Title: On bi-enriched $\infty$-categories Show Chinese title

Title: 关于双富足的$\infty$-范畴

Abstract: We extend Lurie's definition of enriched $\infty$-categories to notions of left enriched, right enriched and bienriched $\infty$-categories, which generalize the concepts of closed left tensored, right tensored and bitensored $\infty$-categories and share many desirable features with them. We use bienriched $\infty$-categories to endow the $\infty$-category of enriched functors with enrichment that generalizes both the internal hom of the tensor product of enriched $\infty$-categories when the latter exists, and the free cocompletion under colimits and tensors. As an application we construct enriched Kan-extensions from operadic Kan-extensions, compute the monad for enriched functors, prove an end formula for morphism objects of enriched $\infty$-categories of enriched functors and a coend formula for the relative tensor product of enriched profunctors and construct transfer of enrichment from scalar extension of presentably bitensored $\infty$-categories.
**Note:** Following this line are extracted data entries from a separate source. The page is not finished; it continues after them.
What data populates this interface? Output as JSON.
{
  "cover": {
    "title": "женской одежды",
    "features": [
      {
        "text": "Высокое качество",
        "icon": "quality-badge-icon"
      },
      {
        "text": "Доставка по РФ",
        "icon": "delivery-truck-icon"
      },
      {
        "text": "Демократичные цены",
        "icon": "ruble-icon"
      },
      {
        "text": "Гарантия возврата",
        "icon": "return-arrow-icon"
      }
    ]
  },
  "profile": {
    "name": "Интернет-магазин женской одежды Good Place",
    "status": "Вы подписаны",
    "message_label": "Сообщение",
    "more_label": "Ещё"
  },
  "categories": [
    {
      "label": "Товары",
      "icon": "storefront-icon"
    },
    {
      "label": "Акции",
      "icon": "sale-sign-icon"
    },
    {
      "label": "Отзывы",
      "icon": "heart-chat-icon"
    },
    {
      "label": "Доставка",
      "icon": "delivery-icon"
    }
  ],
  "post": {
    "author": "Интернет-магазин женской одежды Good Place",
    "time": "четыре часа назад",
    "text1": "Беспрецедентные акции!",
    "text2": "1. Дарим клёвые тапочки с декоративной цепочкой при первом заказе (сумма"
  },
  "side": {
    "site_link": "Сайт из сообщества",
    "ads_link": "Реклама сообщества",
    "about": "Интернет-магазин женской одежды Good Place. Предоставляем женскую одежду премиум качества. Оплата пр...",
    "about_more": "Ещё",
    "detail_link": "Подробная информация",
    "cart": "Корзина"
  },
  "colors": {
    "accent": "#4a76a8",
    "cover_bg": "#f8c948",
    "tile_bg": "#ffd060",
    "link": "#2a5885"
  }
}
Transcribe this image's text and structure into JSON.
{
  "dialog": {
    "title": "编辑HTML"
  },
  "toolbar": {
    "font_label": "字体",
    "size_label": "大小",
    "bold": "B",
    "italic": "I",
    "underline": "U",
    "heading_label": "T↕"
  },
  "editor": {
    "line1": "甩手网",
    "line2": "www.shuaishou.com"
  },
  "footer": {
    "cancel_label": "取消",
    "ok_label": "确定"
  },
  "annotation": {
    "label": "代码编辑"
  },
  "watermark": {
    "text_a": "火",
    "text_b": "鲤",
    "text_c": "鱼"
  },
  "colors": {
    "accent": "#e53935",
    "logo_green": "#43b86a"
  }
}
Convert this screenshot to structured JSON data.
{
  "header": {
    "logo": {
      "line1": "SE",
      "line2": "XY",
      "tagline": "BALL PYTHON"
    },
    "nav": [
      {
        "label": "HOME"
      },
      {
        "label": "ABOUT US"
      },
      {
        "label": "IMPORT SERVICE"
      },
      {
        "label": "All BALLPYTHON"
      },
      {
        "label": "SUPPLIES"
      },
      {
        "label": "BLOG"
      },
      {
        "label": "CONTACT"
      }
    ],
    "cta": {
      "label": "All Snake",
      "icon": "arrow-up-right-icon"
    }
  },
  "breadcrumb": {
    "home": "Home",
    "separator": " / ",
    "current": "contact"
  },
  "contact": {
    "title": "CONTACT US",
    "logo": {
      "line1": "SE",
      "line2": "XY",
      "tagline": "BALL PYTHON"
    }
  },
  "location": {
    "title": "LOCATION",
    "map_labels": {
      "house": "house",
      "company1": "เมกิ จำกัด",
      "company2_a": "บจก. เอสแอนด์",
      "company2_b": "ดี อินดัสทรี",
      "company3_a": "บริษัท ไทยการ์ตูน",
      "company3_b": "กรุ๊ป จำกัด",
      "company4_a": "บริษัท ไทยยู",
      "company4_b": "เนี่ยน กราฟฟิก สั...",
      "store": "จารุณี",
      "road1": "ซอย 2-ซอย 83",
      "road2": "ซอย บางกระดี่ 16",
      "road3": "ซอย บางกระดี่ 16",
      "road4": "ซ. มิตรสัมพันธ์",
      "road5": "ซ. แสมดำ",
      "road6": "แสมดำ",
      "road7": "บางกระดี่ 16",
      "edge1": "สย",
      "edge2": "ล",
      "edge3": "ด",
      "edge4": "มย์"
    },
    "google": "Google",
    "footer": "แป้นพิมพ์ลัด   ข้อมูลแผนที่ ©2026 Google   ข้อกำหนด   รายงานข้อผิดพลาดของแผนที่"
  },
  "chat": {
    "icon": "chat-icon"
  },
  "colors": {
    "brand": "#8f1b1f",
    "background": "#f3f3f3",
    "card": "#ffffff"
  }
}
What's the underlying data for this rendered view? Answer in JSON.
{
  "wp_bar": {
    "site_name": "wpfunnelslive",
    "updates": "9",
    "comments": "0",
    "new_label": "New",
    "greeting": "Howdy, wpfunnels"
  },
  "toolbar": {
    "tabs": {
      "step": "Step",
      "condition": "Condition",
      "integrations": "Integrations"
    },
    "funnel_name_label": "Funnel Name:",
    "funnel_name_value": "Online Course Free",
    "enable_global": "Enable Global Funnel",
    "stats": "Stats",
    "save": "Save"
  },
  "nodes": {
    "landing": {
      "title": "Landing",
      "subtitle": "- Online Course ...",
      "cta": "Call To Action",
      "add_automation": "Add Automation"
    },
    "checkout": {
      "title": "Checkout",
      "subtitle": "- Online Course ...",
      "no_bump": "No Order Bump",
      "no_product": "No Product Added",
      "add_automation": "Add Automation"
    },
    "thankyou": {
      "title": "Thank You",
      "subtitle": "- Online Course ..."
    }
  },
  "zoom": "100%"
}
In particular, we develop an independent theory of enriched $\infty$-categories for Lurie's model of enriched $\infty$-categories. Show Chinese abstract

Abstract: 我们扩展了Lurie对富化$\infty$-范畴的定义，得到左富化、右富化和双富化的$\infty$-范畴的概念，这些概念推广了闭左张量、右张量和双张量$\infty$-范畴的概念，并与它们有许多理想的特性。我们使用双富化的$\infty$-范畴来赋予富化函子的$\infty$-范畴一种富化，这种富化既推广了当后者存在时富化$\infty$-范畴的张量积的内部同态，又推广了在余极限和张量下的自由完备性。 作为应用，我们从操作符Kan-extensions构造丰富的Kan-extensions，计算丰富函子的单子，证明丰富函子的丰富$\infty$-范畴的态射对象的端公式以及丰富广义函子的相对张量积的余端公式，并构造从可呈现双张量$\infty$-范畴的标量扩张中传递的丰富性。特别是，我们为Lurie的丰富$\infty$-范畴模型发展了一个独立的丰富$\infty$-范畴理论。